La speranza di salvare l’olivicoltura del Salento dalla Xylella che l’ha colpita in questi anni e che non si riesce a debellare, potrebbe essere a portata di mano e cioè nelle piante di olivo selvatico che si trovano proprio nella zona rossa dell’olivicoltura salentina.
Questa affermazione è il frutto di un ricerca, partita da un’intuizione dell’imprenditore agricolo Giovanni Melcarne, che è stata condotta da Cnr (Ipsp di Bari e Ibbr di Perugia), Università di Bari e centro «Basile Caramia». Ad accendere l’interesse dei ricercatori, il ritrovamento in zone fortemente contaminate dal batterio, di 10 esemplari unici di olivastri asintomatici negli agri di Presicce, Ugento e Castrignano del Capo, risultati tutti negativi alle analisi per Xylella ripetute tre volte in un arco temporale di sei mesi. I dieci olivastri (o semenzali) sono stati intercettati dopo una perlustrazione capillare di «selvatici» e si trovano tutti vicino a ulivi risultati dalle analisi in laboratorio carichi di batterio.
I ricercatori sono rimasti, infatti, colpiti dalla completa immunità degli olivastri che non presentavano assolutamente il batterio della Xylella a differenza degli altri olivi e delle modalità di trasmissione della malattia, risultate particolarmente facili.
L’entusiasmo è dovuto anche al fatto che la ricerca sui semenzali locali potrebbe portare a provare e ad individuare fattori di resistenza, tolleranza o addirittura immunità a Xylella fastidiosa. La speranza è quella di trovare proprio fra gli ulivi salentini la soluzione «genetica» definitiva alla malattia, considerata ormai non più eradicabile in gran parte del Salento.

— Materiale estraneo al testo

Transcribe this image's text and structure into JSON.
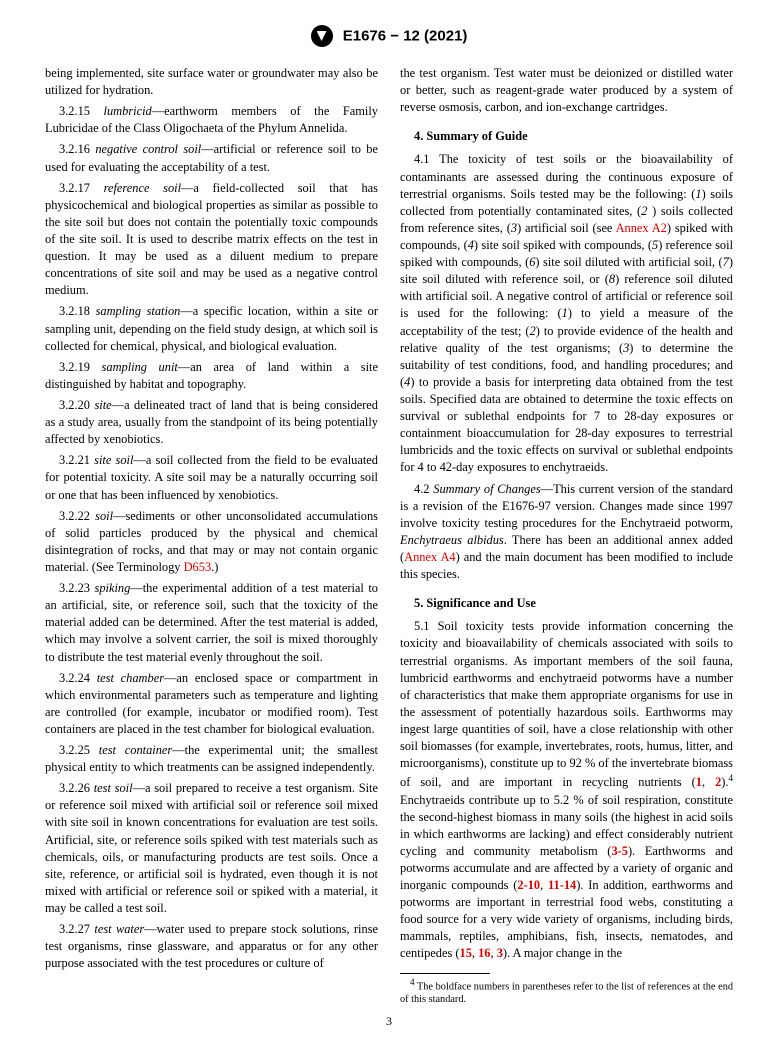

Da una prima analisi dei profili genetici dei 10 semenzali è emerso, oltre ad un'eccezionale variabilità genetica, il fatto che alcuni di essi sono «figli» delle cultivar locali Cellina di Nardò e Ogliarola Salentina. E da questa «progenie» si potrebbero preservare, tramite eventuali nuove varietà locali, alcune delle caratteristiche delle cultivar autoctone dominanti, oggi a rischio di estinzione nel Salento proprio per colpa del batterio.
Il salvataggio dell’olivicoltura del Salento viene ritenuta possibile dai ricercatori per due motivi: la quasi totalità delle attuali varietà mondiali di olivo deriva proprio dalla selezione operata dagli agricoltori per scopi produttivi e qualitativi, di semenzali spontanei e non da incroci controllati, questi ultimi solo recentemente avviati sull’olivo; e, inoltre, nel Salento vi sono numerosi esemplari selvatici, tutti geneticamente diversi e rappresentanti un'importante banca di geni e caratteri locali che potrà essere utilizzata per risolvere la situazione conseguente alla fitopatia.
La ricerca dovrebbe concludersi in breve tempo in quanto si è già provveduto a innestare le marze di questi 10 olivastri su piante infette di Ogliarola in campo, come lo è stato per le 250 cultivar nel progetto “Xylella quick tollerance test”, nonchè su semenzali infetti in ambiente controllato.